Editor's note: U.S. Rep. Raul M. Grijalva, D-Arizona, is co-chairman of the Congressional Progressive Caucus. U.S. Rep. Mike Honda, D-California, is a member of the U.S. House Budget Committee. Lawrence Mishel is president of the Economic Policy Institute.
(CNN) -- Despite a weak economic recovery and persistent, unacceptably high unemployment, Washington is prematurely pivoting from job creation to deficit reduction. Worse yet, many of the budget proposals flooding Washington are nothing but reverse Robin Hood plans to redistribute wealth from working families to the most privileged among us.
Last week, House Budget Committee Chairman Paul Ryan, R-Wisconsin, unveiled a reckless budget that includes a plan to privatize Medicare by forcing recipients to buy insurance on an open market, where premiums have more than doubled over the last 10 years, to gut Medicaid by shifting costs to states and reducing funding, to cut taxes on corporations and wealthy individuals and to reduce the nation's ability to make needed investments by capping overall levels of federal spending.
This plan would undermine economic growth and job creation for years and exacerbate ever-widening income inequality. Instead of these reckless cuts, job creation and strengthening the economic recovery must be our priority.
It is our obligation to the American people to address our long-term fiscal challenges without sinking the economy back into recession, further undermining the struggling middle class, or stripping investments that pave the way for long-term growth and American competitiveness in the global economy.
Members of the Congressional Progressive Caucus, supported by technical assistance and analysis from the Economic Policy Institute, have proposed a progressive budget that paves the way for robust job creation as an alternative to Ryan's austerity-focused plan.
Ryan's budget places the burden of deficit reduction on the backs of working-class Americans while financing tax cuts for the wealthy and favors to powerful special interests.
The "People's Budget" would create jobs and invest in long-term growth, investing $1.7 trillion in job creation, infrastructure, education and scientific research and development over a decade. The most effective path for deficit reduction is to dramatically reduce unemployment and get Americans working in good jobs, earning more and paying taxes.
This budget does that.
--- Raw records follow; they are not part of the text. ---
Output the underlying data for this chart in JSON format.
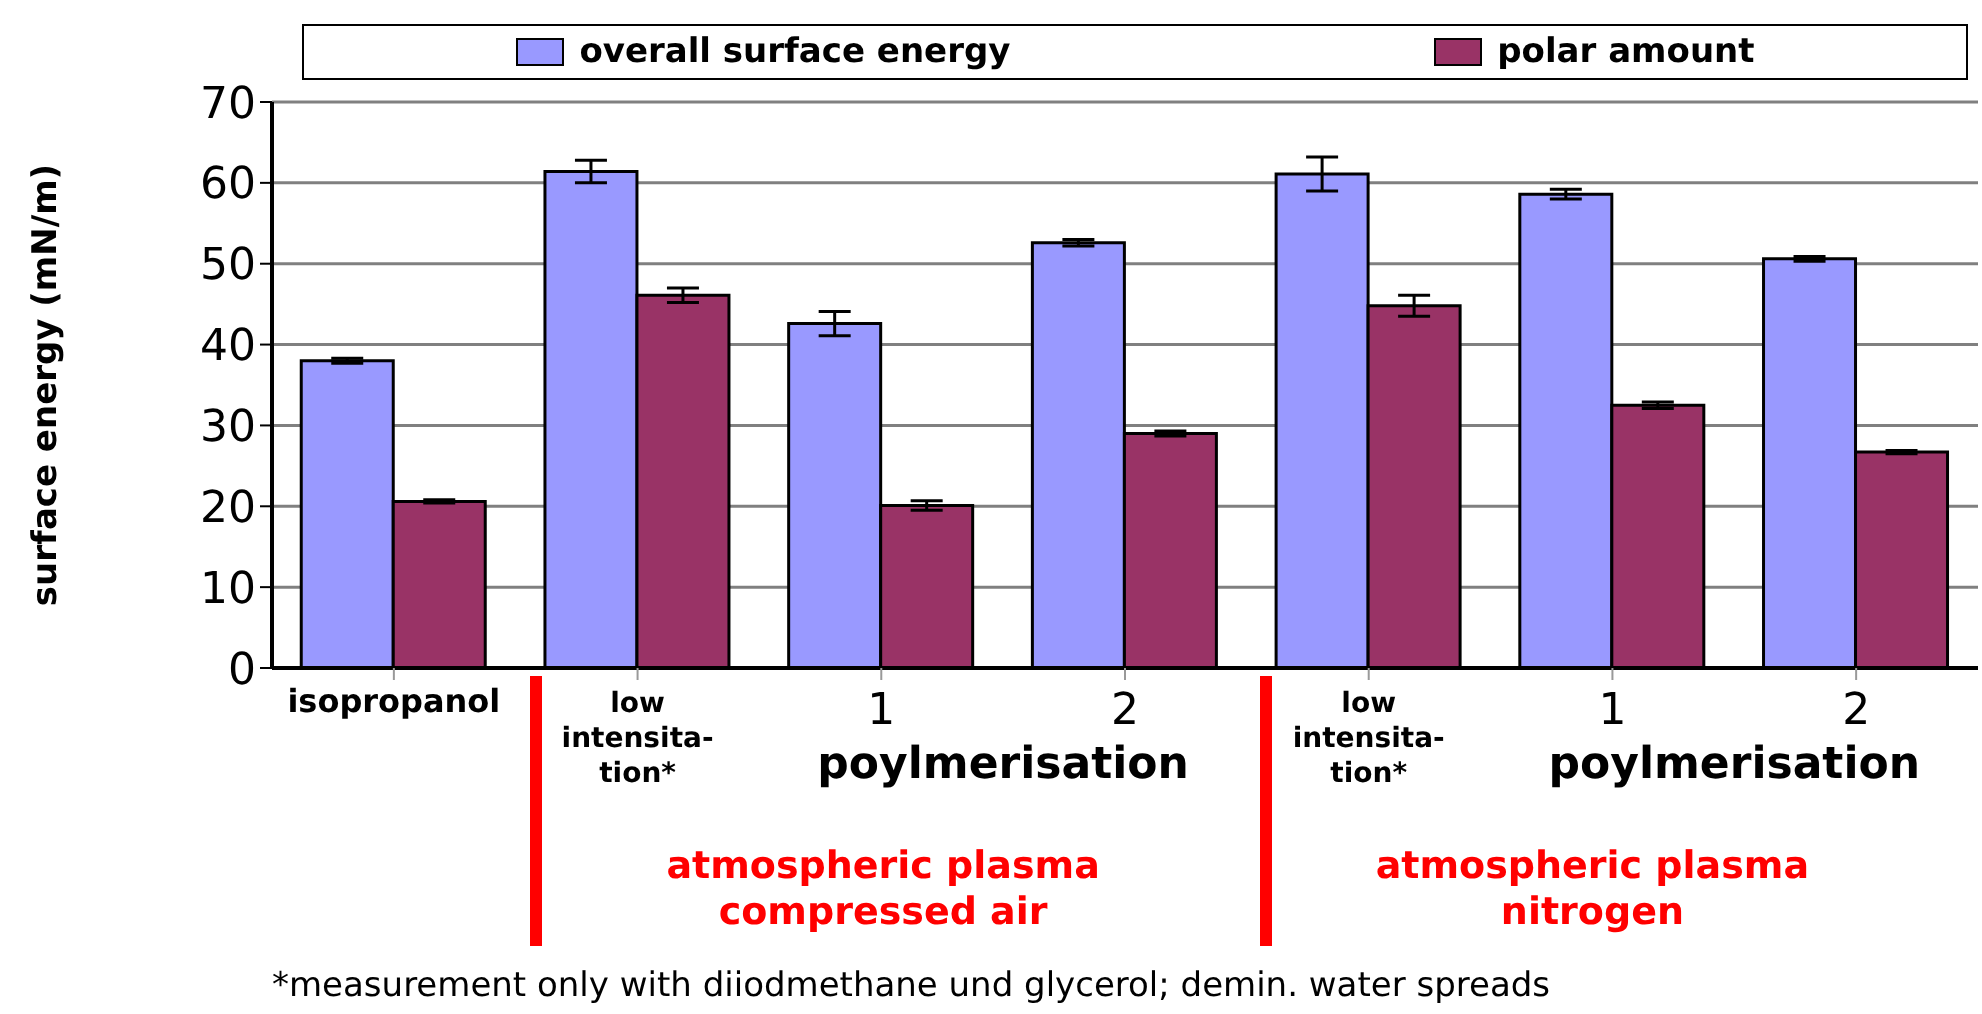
{
  "chart_data": {
    "type": "bar",
    "ylabel": "surface energy (mN/m)",
    "categories": [
      "isopropanol",
      "low intensita-tion*",
      "1",
      "2",
      "low intensita-tion*",
      "1",
      "2"
    ],
    "series": [
      {
        "name": "overall surface energy",
        "color": "#9999ff",
        "values": [
          38,
          61.4,
          42.6,
          52.6,
          61.1,
          58.6,
          50.6
        ],
        "errors": [
          0.3,
          1.4,
          1.5,
          0.4,
          2.1,
          0.6,
          0.3
        ]
      },
      {
        "name": "polar amount",
        "color": "#993366",
        "values": [
          20.6,
          46.1,
          20.1,
          29,
          44.8,
          32.5,
          26.7
        ],
        "errors": [
          0.2,
          0.9,
          0.6,
          0.3,
          1.3,
          0.4,
          0.2
        ]
      }
    ],
    "ylim": [
      0,
      70
    ],
    "yticks": [
      0,
      10,
      20,
      30,
      40,
      50,
      60,
      70
    ],
    "grid": "y",
    "legend": "top",
    "annotations": [
      "poylmerisation",
      "poylmerisation",
      "atmospheric plasma compressed air",
      "atmospheric plasma nitrogen",
      "*measurement only with diiodmethane und glycerol; demin. water spreads"
    ]
  }
}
The People's Budget also strengthens Social Security by raising the taxable maximum to include 90% of economy-wide earnings and eliminating employer-paid caps on their high-income employees.
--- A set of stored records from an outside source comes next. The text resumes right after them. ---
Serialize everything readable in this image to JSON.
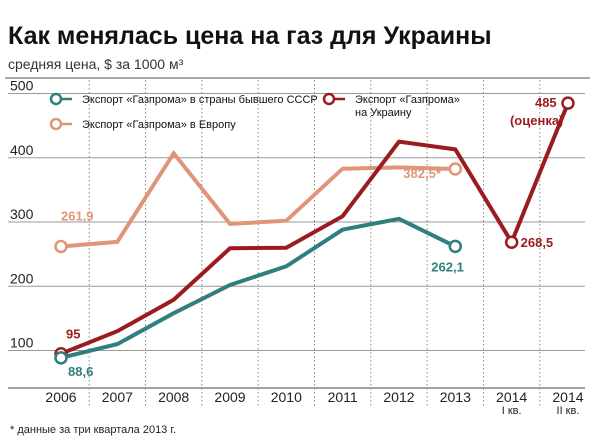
{
  "title": "Как менялась цена на газ для Украины",
  "subtitle": "средняя цена, $ за 1000 м³",
  "footnote": "* данные за три квартала 2013 г.",
  "chart_data": {
    "type": "line",
    "categories": [
      "2006",
      "2007",
      "2008",
      "2009",
      "2010",
      "2011",
      "2012",
      "2013",
      "2014",
      "2014"
    ],
    "category_sublabels": [
      "",
      "",
      "",
      "",
      "",
      "",
      "",
      "",
      "I кв.",
      "II кв."
    ],
    "y_ticks": [
      100,
      200,
      300,
      400,
      500
    ],
    "ylim": [
      50,
      510
    ],
    "grid": "horizontal",
    "series": [
      {
        "name": "Экспорт «Газпрома» в страны бывшего СССР",
        "color": "#2e7f7d",
        "values": [
          88.6,
          110,
          158,
          202,
          231,
          288,
          305,
          262.1,
          null,
          null
        ]
      },
      {
        "name": "Экспорт «Газпрома» в Европу",
        "color": "#e09478",
        "values": [
          261.9,
          269,
          407,
          297,
          302,
          383,
          385,
          382.5,
          null,
          null
        ]
      },
      {
        "name": "Экспорт «Газпрома» на Украину",
        "color": "#9b1c1f",
        "values": [
          95,
          130,
          179,
          259,
          260,
          309,
          425,
          413,
          268.5,
          485
        ]
      }
    ],
    "legend": [
      {
        "text": "Экспорт «Газпрома» в страны бывшего СССР",
        "color": "#2e7f7d"
      },
      {
        "text": "Экспорт «Газпрома» в Европу",
        "color": "#e09478"
      },
      {
        "text": "Экспорт «Газпрома»",
        "text2": "на Украину",
        "color": "#9b1c1f"
      }
    ],
    "annotations": [
      {
        "text": "261,9",
        "series": 1,
        "index": 0,
        "color": "#e09478"
      },
      {
        "text": "382,5*",
        "series": 1,
        "index": 7,
        "color": "#e09478"
      },
      {
        "text": "262,1",
        "series": 0,
        "index": 7,
        "color": "#2e7f7d"
      },
      {
        "text": "88,6",
        "series": 0,
        "index": 0,
        "color": "#2e7f7d"
      },
      {
        "text": "95",
        "series": 2,
        "index": 0,
        "color": "#9b1c1f"
      },
      {
        "text": "268,5",
        "series": 2,
        "index": 8,
        "color": "#9b1c1f"
      },
      {
        "text": "485",
        "series": 2,
        "index": 9,
        "color": "#9b1c1f"
      },
      {
        "text": "(оценка)",
        "series": 2,
        "index": 9,
        "color": "#9b1c1f"
      }
    ]
  }
}
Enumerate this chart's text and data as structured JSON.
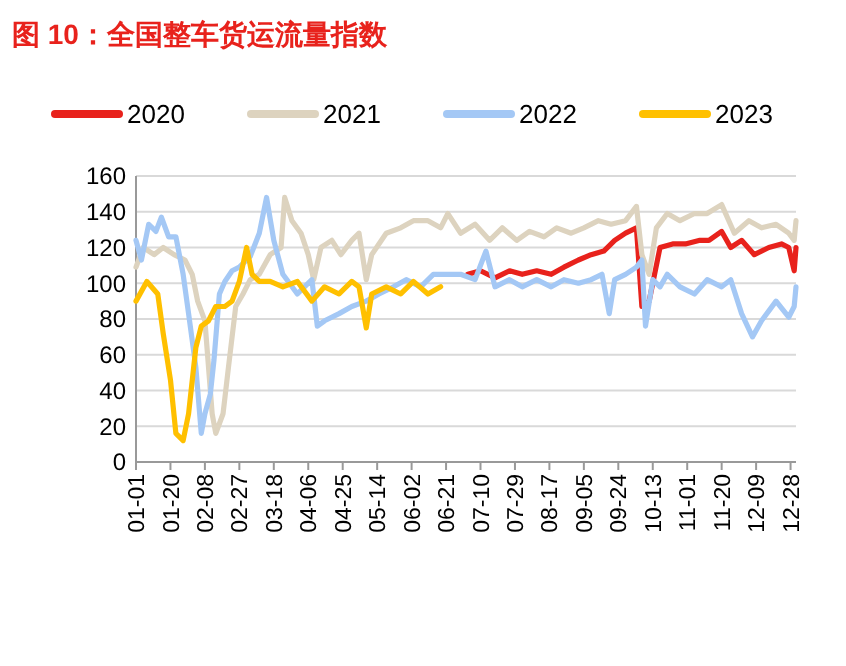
{
  "chart_data": {
    "type": "line",
    "title": "图 10：全国整车货运流量指数",
    "legend": "top",
    "grid": "y",
    "line_style": "solid",
    "marker": "none",
    "xlim": [
      "--01-01",
      "--12-31"
    ],
    "xticks": [
      {
        "value": "--01-01",
        "label": "01-01"
      },
      {
        "value": "--01-20",
        "label": "01-20"
      },
      {
        "value": "--02-08",
        "label": "02-08"
      },
      {
        "value": "--02-27",
        "label": "02-27"
      },
      {
        "value": "--03-18",
        "label": "03-18"
      },
      {
        "value": "--04-06",
        "label": "04-06"
      },
      {
        "value": "--04-25",
        "label": "04-25"
      },
      {
        "value": "--05-14",
        "label": "05-14"
      },
      {
        "value": "--06-02",
        "label": "06-02"
      },
      {
        "value": "--06-21",
        "label": "06-21"
      },
      {
        "value": "--07-10",
        "label": "07-10"
      },
      {
        "value": "--07-29",
        "label": "07-29"
      },
      {
        "value": "--08-17",
        "label": "08-17"
      },
      {
        "value": "--09-05",
        "label": "09-05"
      },
      {
        "value": "--09-24",
        "label": "09-24"
      },
      {
        "value": "--10-13",
        "label": "10-13"
      },
      {
        "value": "--11-01",
        "label": "11-01"
      },
      {
        "value": "--11-20",
        "label": "11-20"
      },
      {
        "value": "--12-09",
        "label": "12-09"
      },
      {
        "value": "--12-28",
        "label": "12-28"
      }
    ],
    "ylim": [
      0,
      160
    ],
    "yticks": [
      0,
      20,
      40,
      60,
      80,
      100,
      120,
      140,
      160
    ],
    "series": [
      {
        "name": "2020",
        "color": "#e8221c",
        "x": [
          "--07-03",
          "--07-10",
          "--07-18",
          "--07-26",
          "--08-02",
          "--08-10",
          "--08-18",
          "--08-25",
          "--09-02",
          "--09-09",
          "--09-16",
          "--09-22",
          "--09-28",
          "--10-04",
          "--10-07",
          "--10-11",
          "--10-17",
          "--10-24",
          "--10-31",
          "--11-08",
          "--11-13",
          "--11-20",
          "--11-25",
          "--12-01",
          "--12-08",
          "--12-16",
          "--12-23",
          "--12-27",
          "--12-30",
          "--12-31"
        ],
        "values": [
          105,
          107,
          103,
          107,
          105,
          107,
          105,
          109,
          113,
          116,
          118,
          124,
          128,
          131,
          87,
          90,
          120,
          122,
          122,
          124,
          124,
          129,
          120,
          124,
          116,
          120,
          122,
          120,
          107,
          120
        ]
      },
      {
        "name": "2021",
        "color": "#ddd3bf",
        "x": [
          "--01-01",
          "--01-05",
          "--01-11",
          "--01-16",
          "--01-22",
          "--01-28",
          "--02-01",
          "--02-04",
          "--02-08",
          "--02-12",
          "--02-14",
          "--02-18",
          "--02-21",
          "--02-25",
          "--03-01",
          "--03-05",
          "--03-10",
          "--03-16",
          "--03-22",
          "--03-24",
          "--03-28",
          "--04-02",
          "--04-06",
          "--04-09",
          "--04-13",
          "--04-19",
          "--04-24",
          "--04-30",
          "--05-04",
          "--05-08",
          "--05-11",
          "--05-19",
          "--05-27",
          "--06-03",
          "--06-11",
          "--06-18",
          "--06-22",
          "--06-29",
          "--07-07",
          "--07-15",
          "--07-22",
          "--07-30",
          "--08-06",
          "--08-14",
          "--08-21",
          "--08-29",
          "--09-05",
          "--09-13",
          "--09-20",
          "--09-28",
          "--10-04",
          "--10-07",
          "--10-11",
          "--10-15",
          "--10-21",
          "--10-28",
          "--11-05",
          "--11-12",
          "--11-20",
          "--11-27",
          "--12-05",
          "--12-12",
          "--12-20",
          "--12-27",
          "--12-30",
          "--12-31"
        ],
        "values": [
          109,
          120,
          116,
          120,
          116,
          113,
          105,
          90,
          79,
          27,
          16,
          27,
          53,
          87,
          94,
          102,
          105,
          116,
          120,
          148,
          135,
          128,
          116,
          102,
          120,
          124,
          116,
          124,
          128,
          102,
          116,
          128,
          131,
          135,
          135,
          131,
          139,
          128,
          133,
          124,
          131,
          124,
          129,
          126,
          131,
          128,
          131,
          135,
          133,
          135,
          143,
          116,
          105,
          131,
          139,
          135,
          139,
          139,
          144,
          128,
          135,
          131,
          133,
          128,
          124,
          135
        ]
      },
      {
        "name": "2022",
        "color": "#a4c8f5",
        "x": [
          "--01-01",
          "--01-04",
          "--01-08",
          "--01-12",
          "--01-15",
          "--01-19",
          "--01-23",
          "--01-27",
          "--01-30",
          "--02-03",
          "--02-06",
          "--02-08",
          "--02-11",
          "--02-13",
          "--02-16",
          "--02-19",
          "--02-23",
          "--02-27",
          "--03-05",
          "--03-10",
          "--03-14",
          "--03-18",
          "--03-23",
          "--03-31",
          "--04-08",
          "--04-11",
          "--04-15",
          "--04-23",
          "--04-30",
          "--05-08",
          "--05-15",
          "--05-23",
          "--05-30",
          "--06-07",
          "--06-14",
          "--06-22",
          "--06-29",
          "--07-07",
          "--07-13",
          "--07-18",
          "--07-26",
          "--08-02",
          "--08-10",
          "--08-18",
          "--08-25",
          "--09-02",
          "--09-09",
          "--09-15",
          "--09-19",
          "--09-22",
          "--09-28",
          "--10-04",
          "--10-07",
          "--10-09",
          "--10-13",
          "--10-17",
          "--10-21",
          "--10-28",
          "--11-05",
          "--11-12",
          "--11-20",
          "--11-25",
          "--12-01",
          "--12-07",
          "--12-12",
          "--12-20",
          "--12-27",
          "--12-30",
          "--12-31"
        ],
        "values": [
          124,
          113,
          133,
          129,
          137,
          126,
          126,
          105,
          83,
          53,
          16,
          27,
          38,
          57,
          94,
          101,
          107,
          109,
          115,
          128,
          148,
          124,
          105,
          94,
          102,
          76,
          79,
          83,
          87,
          90,
          94,
          98,
          102,
          98,
          105,
          105,
          105,
          102,
          118,
          98,
          102,
          98,
          102,
          98,
          102,
          100,
          102,
          105,
          83,
          102,
          105,
          109,
          113,
          76,
          102,
          98,
          105,
          98,
          94,
          102,
          98,
          102,
          83,
          70,
          79,
          90,
          81,
          87,
          98
        ]
      },
      {
        "name": "2023",
        "color": "#ffc000",
        "x": [
          "--01-01",
          "--01-07",
          "--01-13",
          "--01-16",
          "--01-20",
          "--01-23",
          "--01-27",
          "--01-30",
          "--02-03",
          "--02-06",
          "--02-10",
          "--02-14",
          "--02-19",
          "--02-23",
          "--02-27",
          "--03-03",
          "--03-06",
          "--03-10",
          "--03-16",
          "--03-23",
          "--03-31",
          "--04-08",
          "--04-15",
          "--04-23",
          "--04-30",
          "--05-04",
          "--05-08",
          "--05-11",
          "--05-19",
          "--05-27",
          "--06-03",
          "--06-11",
          "--06-18"
        ],
        "values": [
          90,
          101,
          94,
          72,
          46,
          16,
          12,
          27,
          64,
          76,
          79,
          87,
          87,
          90,
          101,
          120,
          105,
          101,
          101,
          98,
          101,
          90,
          98,
          94,
          101,
          98,
          75,
          94,
          98,
          94,
          101,
          94,
          98
        ]
      }
    ]
  }
}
Together these policies would maintain the solvency of Social Security, without any reduction in benefits, at least 30 years beyond current projections. It also secures access to affordable health care by adding a competitive public option and negotiating drug prices with big pharmaceutical companies resulting savings of nearly $250 billion over a decade.
The budget would responsibly end the wars in Iraq and Afghanistan and impose sensible budget constraints on the Defense Department. The budget makes targeted public investments, but cuts overall spending by $1.7 trillion over a decade.
It requires corporations to pay their fair share by eliminating taxpayer subsidies to oil and gas companies and closing international tax loopholes that deprive the United States of jobs, investment and revenue. It taxes exotic and risky Wall Street financial instruments to curb speculation and recovers the costs of the financial crisis.
The budget restores fairness to the tax code by asking more from those who can afford to pay more. Instead of cutting taxes for the wealthiest Americans, the budget raises taxes on those who have seen most of the income gains over the last decade by adding new tax rates for millionaires and billionaires. The budget taxes investment income as wage income, ending an unfair tax system that taxes income from wealth at lower rates than the wages of teachers and nurses.
The People's Budget offers a credible way to balance the budget within a decade without engaging in any budgetary gimmicks.
Fiscal responsibility does not require gutting social programs and public investments that promote economic security and generate growth. Instead, it requires standing up to the powerful lobbies whose special interests are not in our national interest and abandoning unfair tax policies that favor the wealthy and privileged.
These policies more than achieve long-term sustainability by slowing health care, bringing the budget to surplus within a decade, and bringing debt down below a sustainable 65% of the economy. A budget is more than a mathematical exercise; it is the most definitive embodiment of our national values.
We believe the People's Budget reflects the values of the population at large rather than the interests of lobbyists. The budget deficit is not an excuse to wage ideological war against government and the social programs that have delivered economic security, health and progress for the better part of a century. We have an obligation to rebuild a stronger America with opportunity and economic security for all.
The opinions expressed in this commentary are solely those of the writers.